LOGINSOPHIA
Si ma vie était une équation physique, on aurait tout simplement supprimé toutes les variables connues et les aurait remplacées par le chaos.
Ma mère se tenait au milieu du salon, rayonnante comme je ne l'avais pas vue depuis des années, et annonça que nous allions rencontrer son fiancé.
Je ne risquerais jamais de ternir son bonheur. Pas après tout ce qu'elle avait traversé. Si cela signifiait mettre de côté le désastre de ma propre vie pendant quelques heures, je pouvais y arriver.
Je me disais que ce serait simple… un dîner, une conversation polie et quelques silences gênants.
Rien d'insurmontable.
Nous nous sommes garés devant une maison qui ne ressemblait pas du tout à une maison. Elle était imposante, avec ses angles vifs et sa pierre, comme si elle avait été conçue pour intimider plutôt que pour accueillir.
J'ai eu un nœud à l'estomac, mais ma mère m'a serré la main, les yeux brillants.
« C'est magnifique, n'est-ce pas, Soph ? On dirait un nouveau départ.»
J'ai hoché la tête, même si un malaise grandissait en moi.
La porte s'ouvrit avant même qu'on ait frappé.
L'homme qui se tenait là était massif, les épaules larges, et imposait le respect sans effort. Sa poignée de main était ferme, presque brutale, et sa voix avait un poids qui le rendait impossible à ignorer.
Il nous fit entrer avec aisance… et c'est alors que je le vis.
Lucas Kane…
Il se tenait quelques pas derrière son père, vêtu simplement, mais d'une manière qui, malgré tout, attirait l'attention. Son expression était tendue… maîtrisée… mais ses yeux…

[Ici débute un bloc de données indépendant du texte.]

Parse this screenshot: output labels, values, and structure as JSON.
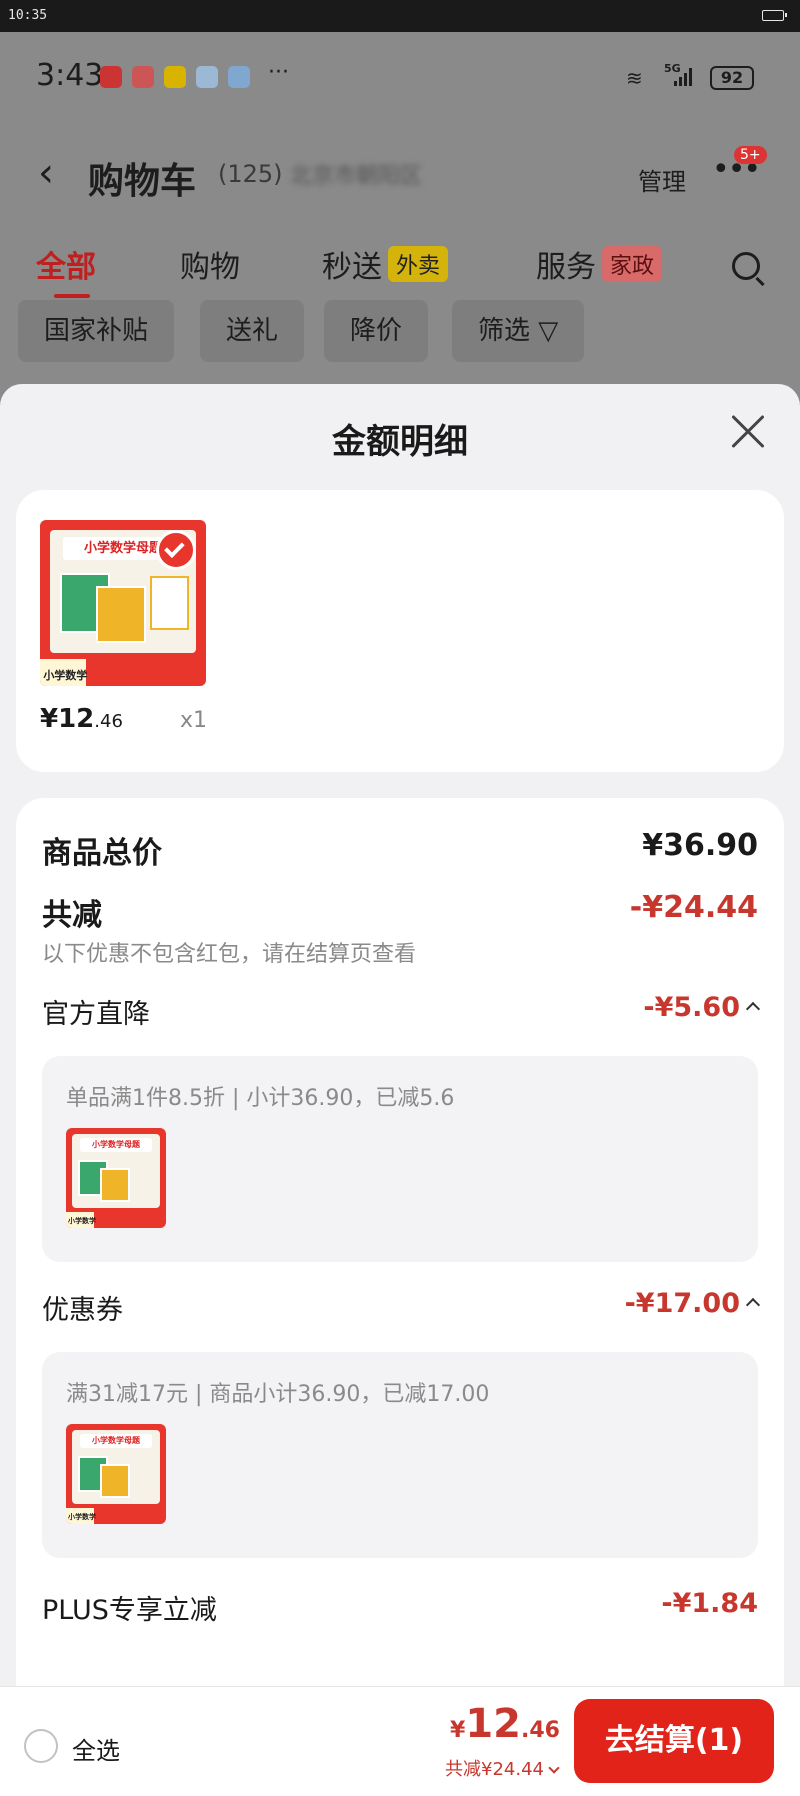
{
  "device": {
    "time": "10:35"
  },
  "background_page": {
    "status": {
      "clock": "3:43",
      "more": "···",
      "network": "5G",
      "battery": "92"
    },
    "nav": {
      "back": "‹",
      "title": "购物车",
      "count": "(125)",
      "address": "北京市朝阳区",
      "manage": "管理",
      "more": "•••",
      "badge": "5+"
    },
    "tabs": [
      {
        "label": "全部"
      },
      {
        "label": "购物"
      },
      {
        "label": "秒送",
        "tag": "外卖"
      },
      {
        "label": "服务",
        "tag": "家政"
      }
    ],
    "chips": [
      "国家补贴",
      "送礼",
      "降价",
      "筛选 ▽"
    ]
  },
  "sheet": {
    "title": "金额明细",
    "product": {
      "thumb_text": "小学数学母题",
      "thumb_label": "小学数学",
      "price_int": "¥12",
      "price_dec": ".46",
      "qty": "x1"
    },
    "summary": {
      "total_label": "商品总价",
      "total_value": "¥36.90",
      "reduce_label": "共减",
      "reduce_value": "-¥24.44",
      "reduce_note": "以下优惠不包含红包，请在结算页查看"
    },
    "discounts": [
      {
        "label": "官方直降",
        "value": "-¥5.60",
        "desc": "单品满1件8.5折 | 小计36.90，已减5.6"
      },
      {
        "label": "优惠券",
        "value": "-¥17.00",
        "desc": "满31减17元 | 商品小计36.90，已减17.00"
      },
      {
        "label": "PLUS专享立减",
        "value": "-¥1.84"
      }
    ]
  },
  "bottom": {
    "select_all": "全选",
    "total_symbol": "¥",
    "total_int": "12",
    "total_dec": ".46",
    "total_reduce": "共减¥24.44",
    "checkout": "去结算(1)"
  },
  "colors": {
    "accent": "#e2231a",
    "discount_red": "#c8372d",
    "sheet_bg": "#f1f1f3",
    "overlay": "#8a8a8a"
  }
}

Ses yeux se fixèrent sur les miens et tout en moi se figea.
Le souvenir de la nuit dernière me submergea d'un coup. La proximité… et la confusion… la façon dont tout avait dégénéré.
Et puis le lendemain matin… sa voix froide et son rejet.
Maintenant, il était là… dans cette maison, mon futur demi-frère.
Un instant, une lueur haineuse traversa son visage.
Sa mâchoire se crispa, un muscle de sa joue frémissant légèrement, et ses mains se crispèrent le long de son corps, ses doigts se contractant une fois avant de s'immobiliser.
Puis, aussi vite, tout disparut et son expression se figea, devenant neutre, distante, presque indifférente.
« Lucas, dit son père, totalement inconscient de la tension qui régnait entre nous, voici Laura et sa fille, Sophia. »
Le regard de Lucas se porta un instant sur ma mère avant de revenir vers moi.
« Laura, dit-il d'un ton égal. Enchanté. »
Puis, après une légère pause, « Sophia. On se connaît. On est à l'école. »
Le mot « connaître » semblait choisi délibérément… dépouillé, aseptisé.
J'en fus rouge et hochai la tête, incapable de faire confiance à ma voix.
Le dîner fut pire encore… la table était trop grande et l'atmosphère trop formelle.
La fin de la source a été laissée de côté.